Why You Can’t Afford Not To Offer Benefits

Despite the Affordable Care Act (ACA) and the government coverage options it offers, most employers still plan to provide health insurance as an employee benefit. That's because it's also a benefit to employers.

A recent survey of more than 200 Michigan-based businesses conducted by the American Society of Employers (ASE) and Priority Health found that 98 percent of organizations surveyed will offer a coverage option for the 2014 plan year. Slightly fewer (82 percent) intend to offer coverage in 2015.

The Benefit of Benefits

Why are the numbers so high considering that health insurance is typically an employer's highest expense after payroll? Nearly 70 percent of survey respondents said that offering health coverage was "very important" to attract and retain a talented workforce. A healthier employee is also a more productive employee, with less absenteeism and lower costs to the employer overall.

While there is no comparable study for Wisconsin employers, the Michigan survey reflects national sentiment.
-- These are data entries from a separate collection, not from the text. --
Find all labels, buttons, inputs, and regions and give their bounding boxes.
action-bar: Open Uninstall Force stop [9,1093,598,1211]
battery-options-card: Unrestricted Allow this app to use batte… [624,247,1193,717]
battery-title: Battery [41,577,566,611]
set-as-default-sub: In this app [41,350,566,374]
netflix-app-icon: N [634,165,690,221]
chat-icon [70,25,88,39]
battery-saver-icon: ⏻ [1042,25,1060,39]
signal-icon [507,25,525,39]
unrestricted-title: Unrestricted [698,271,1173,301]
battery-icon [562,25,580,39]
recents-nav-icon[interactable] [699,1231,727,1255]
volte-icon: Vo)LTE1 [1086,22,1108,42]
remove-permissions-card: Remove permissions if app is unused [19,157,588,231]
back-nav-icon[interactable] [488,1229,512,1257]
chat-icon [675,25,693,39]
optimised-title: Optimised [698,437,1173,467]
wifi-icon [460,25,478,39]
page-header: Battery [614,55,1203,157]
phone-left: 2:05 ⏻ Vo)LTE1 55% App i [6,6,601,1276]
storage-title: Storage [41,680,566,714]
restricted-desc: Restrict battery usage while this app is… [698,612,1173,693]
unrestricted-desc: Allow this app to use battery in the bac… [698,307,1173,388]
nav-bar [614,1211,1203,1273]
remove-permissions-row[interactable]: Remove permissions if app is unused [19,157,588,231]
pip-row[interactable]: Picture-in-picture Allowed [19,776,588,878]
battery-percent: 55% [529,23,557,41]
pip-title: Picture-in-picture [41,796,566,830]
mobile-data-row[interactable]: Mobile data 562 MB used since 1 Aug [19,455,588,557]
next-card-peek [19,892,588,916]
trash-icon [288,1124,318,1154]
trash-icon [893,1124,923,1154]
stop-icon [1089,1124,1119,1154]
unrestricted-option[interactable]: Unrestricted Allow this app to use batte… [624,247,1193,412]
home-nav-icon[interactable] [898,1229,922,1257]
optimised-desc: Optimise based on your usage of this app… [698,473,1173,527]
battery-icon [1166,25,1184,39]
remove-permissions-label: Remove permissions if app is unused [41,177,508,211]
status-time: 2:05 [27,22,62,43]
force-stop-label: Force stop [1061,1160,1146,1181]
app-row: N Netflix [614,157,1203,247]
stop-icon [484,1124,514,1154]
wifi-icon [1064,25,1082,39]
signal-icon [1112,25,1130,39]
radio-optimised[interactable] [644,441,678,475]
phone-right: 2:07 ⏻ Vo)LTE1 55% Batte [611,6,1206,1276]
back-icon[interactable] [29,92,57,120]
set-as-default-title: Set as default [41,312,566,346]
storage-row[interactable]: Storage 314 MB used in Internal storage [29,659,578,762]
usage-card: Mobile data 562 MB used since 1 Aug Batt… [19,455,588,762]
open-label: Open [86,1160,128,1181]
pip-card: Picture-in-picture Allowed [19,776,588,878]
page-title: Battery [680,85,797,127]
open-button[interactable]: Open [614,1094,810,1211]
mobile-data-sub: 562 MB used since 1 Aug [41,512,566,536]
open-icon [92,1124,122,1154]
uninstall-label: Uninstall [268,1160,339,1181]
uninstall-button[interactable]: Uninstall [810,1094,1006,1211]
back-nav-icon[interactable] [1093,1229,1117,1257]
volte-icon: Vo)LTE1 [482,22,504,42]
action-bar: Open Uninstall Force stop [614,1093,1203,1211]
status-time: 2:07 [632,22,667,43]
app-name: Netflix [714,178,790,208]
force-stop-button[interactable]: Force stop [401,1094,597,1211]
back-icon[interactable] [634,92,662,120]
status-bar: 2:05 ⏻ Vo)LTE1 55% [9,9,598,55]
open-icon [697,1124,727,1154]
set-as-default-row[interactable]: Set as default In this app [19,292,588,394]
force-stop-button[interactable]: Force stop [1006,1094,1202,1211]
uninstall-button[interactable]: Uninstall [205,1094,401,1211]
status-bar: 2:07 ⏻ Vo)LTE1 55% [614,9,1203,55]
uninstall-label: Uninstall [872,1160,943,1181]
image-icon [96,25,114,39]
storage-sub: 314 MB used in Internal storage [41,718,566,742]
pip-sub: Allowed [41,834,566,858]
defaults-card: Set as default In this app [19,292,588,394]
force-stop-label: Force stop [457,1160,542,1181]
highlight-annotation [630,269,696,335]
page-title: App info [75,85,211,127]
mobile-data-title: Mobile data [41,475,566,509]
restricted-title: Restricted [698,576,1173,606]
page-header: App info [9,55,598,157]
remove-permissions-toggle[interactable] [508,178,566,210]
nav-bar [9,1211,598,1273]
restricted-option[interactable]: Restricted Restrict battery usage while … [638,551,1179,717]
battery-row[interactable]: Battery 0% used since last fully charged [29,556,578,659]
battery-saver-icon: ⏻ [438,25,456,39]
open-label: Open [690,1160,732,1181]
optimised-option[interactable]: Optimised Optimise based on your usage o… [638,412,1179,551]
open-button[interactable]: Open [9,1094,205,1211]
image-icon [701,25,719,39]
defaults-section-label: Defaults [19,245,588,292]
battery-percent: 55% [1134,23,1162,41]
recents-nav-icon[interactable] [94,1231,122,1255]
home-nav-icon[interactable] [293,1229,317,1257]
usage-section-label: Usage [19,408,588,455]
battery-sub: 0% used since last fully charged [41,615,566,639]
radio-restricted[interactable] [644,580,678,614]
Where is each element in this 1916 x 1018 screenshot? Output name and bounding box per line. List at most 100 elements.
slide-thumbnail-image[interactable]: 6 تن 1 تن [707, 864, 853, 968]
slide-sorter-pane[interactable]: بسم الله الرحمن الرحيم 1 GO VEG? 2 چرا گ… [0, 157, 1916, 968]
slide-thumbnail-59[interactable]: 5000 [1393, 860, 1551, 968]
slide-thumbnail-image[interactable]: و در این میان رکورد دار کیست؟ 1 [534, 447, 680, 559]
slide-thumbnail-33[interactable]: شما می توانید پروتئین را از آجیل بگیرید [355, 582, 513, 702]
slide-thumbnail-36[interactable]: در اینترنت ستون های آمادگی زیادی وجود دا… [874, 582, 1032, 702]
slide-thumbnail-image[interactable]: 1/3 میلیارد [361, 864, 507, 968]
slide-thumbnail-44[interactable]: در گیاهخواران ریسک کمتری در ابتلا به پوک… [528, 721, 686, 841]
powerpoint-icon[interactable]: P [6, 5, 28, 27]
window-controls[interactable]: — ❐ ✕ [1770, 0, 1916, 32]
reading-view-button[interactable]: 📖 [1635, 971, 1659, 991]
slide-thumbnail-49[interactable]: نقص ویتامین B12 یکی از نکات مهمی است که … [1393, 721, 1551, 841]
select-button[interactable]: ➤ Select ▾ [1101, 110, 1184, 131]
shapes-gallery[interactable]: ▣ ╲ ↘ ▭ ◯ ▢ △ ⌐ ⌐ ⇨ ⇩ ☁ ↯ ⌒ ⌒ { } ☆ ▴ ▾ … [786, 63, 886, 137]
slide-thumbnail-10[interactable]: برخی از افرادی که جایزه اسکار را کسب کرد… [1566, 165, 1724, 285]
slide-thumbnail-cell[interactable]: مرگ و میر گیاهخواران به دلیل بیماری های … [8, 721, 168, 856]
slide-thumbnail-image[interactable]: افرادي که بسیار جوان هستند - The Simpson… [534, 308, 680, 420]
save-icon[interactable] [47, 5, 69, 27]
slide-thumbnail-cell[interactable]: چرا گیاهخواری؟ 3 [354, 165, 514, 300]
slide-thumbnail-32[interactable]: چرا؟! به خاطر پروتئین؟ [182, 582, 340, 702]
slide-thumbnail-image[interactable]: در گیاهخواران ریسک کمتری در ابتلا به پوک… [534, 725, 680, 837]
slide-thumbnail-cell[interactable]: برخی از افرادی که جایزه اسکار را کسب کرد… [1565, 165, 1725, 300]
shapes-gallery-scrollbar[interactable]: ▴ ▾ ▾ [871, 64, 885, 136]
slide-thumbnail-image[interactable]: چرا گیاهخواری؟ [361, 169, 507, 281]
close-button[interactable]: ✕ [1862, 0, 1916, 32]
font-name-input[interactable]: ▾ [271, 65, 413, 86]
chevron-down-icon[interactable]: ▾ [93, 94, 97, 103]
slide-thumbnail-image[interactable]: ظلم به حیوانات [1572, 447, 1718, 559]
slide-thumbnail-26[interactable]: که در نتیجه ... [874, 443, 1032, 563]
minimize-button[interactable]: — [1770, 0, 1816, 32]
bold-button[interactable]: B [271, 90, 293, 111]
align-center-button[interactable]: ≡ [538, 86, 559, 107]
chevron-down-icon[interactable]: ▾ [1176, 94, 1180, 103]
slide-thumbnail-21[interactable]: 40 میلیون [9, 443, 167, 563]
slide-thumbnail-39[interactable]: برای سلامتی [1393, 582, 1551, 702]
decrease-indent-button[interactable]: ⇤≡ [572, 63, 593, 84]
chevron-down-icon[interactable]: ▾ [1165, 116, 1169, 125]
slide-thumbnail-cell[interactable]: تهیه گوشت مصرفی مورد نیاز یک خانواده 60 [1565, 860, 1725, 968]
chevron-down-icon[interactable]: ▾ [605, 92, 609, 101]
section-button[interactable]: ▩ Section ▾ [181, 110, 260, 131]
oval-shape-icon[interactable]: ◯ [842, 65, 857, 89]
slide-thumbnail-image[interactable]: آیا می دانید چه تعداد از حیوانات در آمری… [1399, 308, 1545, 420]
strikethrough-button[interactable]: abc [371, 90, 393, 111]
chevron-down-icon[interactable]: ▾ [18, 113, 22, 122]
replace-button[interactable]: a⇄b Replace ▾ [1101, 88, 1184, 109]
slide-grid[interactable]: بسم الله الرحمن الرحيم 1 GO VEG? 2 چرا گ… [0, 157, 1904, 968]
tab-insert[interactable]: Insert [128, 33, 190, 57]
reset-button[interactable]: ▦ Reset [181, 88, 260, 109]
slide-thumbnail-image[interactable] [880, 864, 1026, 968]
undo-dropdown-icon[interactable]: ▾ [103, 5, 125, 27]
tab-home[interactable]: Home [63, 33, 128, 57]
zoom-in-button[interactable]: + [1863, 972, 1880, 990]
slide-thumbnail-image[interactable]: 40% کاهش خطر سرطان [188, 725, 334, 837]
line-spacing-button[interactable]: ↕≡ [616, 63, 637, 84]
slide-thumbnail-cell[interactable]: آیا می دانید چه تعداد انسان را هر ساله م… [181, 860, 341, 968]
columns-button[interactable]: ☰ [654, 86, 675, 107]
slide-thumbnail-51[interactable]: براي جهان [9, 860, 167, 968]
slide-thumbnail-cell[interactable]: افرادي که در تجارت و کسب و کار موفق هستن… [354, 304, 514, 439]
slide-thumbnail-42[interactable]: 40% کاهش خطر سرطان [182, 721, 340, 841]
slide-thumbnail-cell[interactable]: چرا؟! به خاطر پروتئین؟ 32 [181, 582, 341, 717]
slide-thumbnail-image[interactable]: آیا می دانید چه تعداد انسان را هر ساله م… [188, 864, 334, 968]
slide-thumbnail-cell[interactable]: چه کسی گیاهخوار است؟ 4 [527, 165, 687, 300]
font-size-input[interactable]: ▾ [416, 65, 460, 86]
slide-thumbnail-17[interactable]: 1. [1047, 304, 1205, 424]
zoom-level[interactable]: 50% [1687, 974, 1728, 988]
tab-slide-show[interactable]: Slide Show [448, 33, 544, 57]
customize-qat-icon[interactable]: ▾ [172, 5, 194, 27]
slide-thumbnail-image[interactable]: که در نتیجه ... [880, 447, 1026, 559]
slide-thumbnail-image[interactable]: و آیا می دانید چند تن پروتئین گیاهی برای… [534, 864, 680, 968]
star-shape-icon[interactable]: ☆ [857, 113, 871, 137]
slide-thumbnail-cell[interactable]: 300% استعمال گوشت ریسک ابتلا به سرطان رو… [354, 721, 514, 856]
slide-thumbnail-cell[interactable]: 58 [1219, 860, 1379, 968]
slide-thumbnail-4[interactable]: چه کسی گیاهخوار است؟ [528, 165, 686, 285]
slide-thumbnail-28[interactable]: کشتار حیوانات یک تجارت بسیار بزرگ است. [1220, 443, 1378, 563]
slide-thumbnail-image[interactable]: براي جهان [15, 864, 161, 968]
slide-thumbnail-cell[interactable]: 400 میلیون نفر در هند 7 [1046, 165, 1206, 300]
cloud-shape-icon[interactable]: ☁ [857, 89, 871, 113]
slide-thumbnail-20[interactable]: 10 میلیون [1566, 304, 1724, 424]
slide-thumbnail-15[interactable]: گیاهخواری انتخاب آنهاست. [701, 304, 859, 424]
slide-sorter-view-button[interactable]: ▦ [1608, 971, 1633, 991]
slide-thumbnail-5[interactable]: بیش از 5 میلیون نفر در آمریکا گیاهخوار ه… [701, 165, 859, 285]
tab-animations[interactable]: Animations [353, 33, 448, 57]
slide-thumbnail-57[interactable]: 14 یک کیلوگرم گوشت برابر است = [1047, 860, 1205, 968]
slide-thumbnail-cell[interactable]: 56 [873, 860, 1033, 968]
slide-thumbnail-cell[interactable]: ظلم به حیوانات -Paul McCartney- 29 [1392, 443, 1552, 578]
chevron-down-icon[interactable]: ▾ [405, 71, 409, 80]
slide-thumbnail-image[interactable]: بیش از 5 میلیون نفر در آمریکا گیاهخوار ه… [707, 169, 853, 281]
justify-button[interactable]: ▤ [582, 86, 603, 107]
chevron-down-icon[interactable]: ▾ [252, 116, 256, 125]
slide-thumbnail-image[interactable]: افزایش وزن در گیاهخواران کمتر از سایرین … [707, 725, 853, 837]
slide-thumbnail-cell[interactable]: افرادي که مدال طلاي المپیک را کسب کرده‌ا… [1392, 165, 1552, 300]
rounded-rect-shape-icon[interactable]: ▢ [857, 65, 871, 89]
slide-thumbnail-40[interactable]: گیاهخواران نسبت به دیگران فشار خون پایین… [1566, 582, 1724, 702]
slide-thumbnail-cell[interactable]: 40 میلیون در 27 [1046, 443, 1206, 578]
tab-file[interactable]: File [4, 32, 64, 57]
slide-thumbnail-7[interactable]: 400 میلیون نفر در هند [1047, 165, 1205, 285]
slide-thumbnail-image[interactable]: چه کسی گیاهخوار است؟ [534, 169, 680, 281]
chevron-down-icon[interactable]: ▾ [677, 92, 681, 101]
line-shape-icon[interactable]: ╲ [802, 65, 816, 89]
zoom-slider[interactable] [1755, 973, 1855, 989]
And according to a Midwest Business Group on Health survey, most employers view the cost of offering health benefits as much as an investment as an expense.

Keeping Costs Down

While employers see the value of insuring their employees, they still need to keep their expenditure low. They're reducing their costs by encouraging employees to be more responsible for their healthcare decisions in these three ways:

  • More cost-sharing: According to a Challenger, Gray & Christmas survey, nearly one-third of employers are offering higher deductible plans, which cost them less. Higher deductibles and out-of-pocket costs, however, should be considered a short-term solution. In a competitive marketplace, they will not make you as attractive to employees as lower-cost coverage.
  • Pushing preventive care: Making it easy and affordable for employees to get regular screenings, checkups and other preventive care can help keep overall healthcare expenses down and reduce absenteeism. About one-third of employers offer onsite clinics or medical services to make getting preventive care convenient, according to the National Association of Worksite Health Centers.
  • Rewarding healthy habits: Incentive-based workplace wellness programs are a valuable tool in helping reduce healthcare expenses. The Challenger and Gray study found that 56 percent of companies are trying to contain costs this way. Offering financial rewards for completing health risk assessments and biometric testing, and reimbursing smoking cessation and fitness center costs can help employees take responsibility for improving their own health.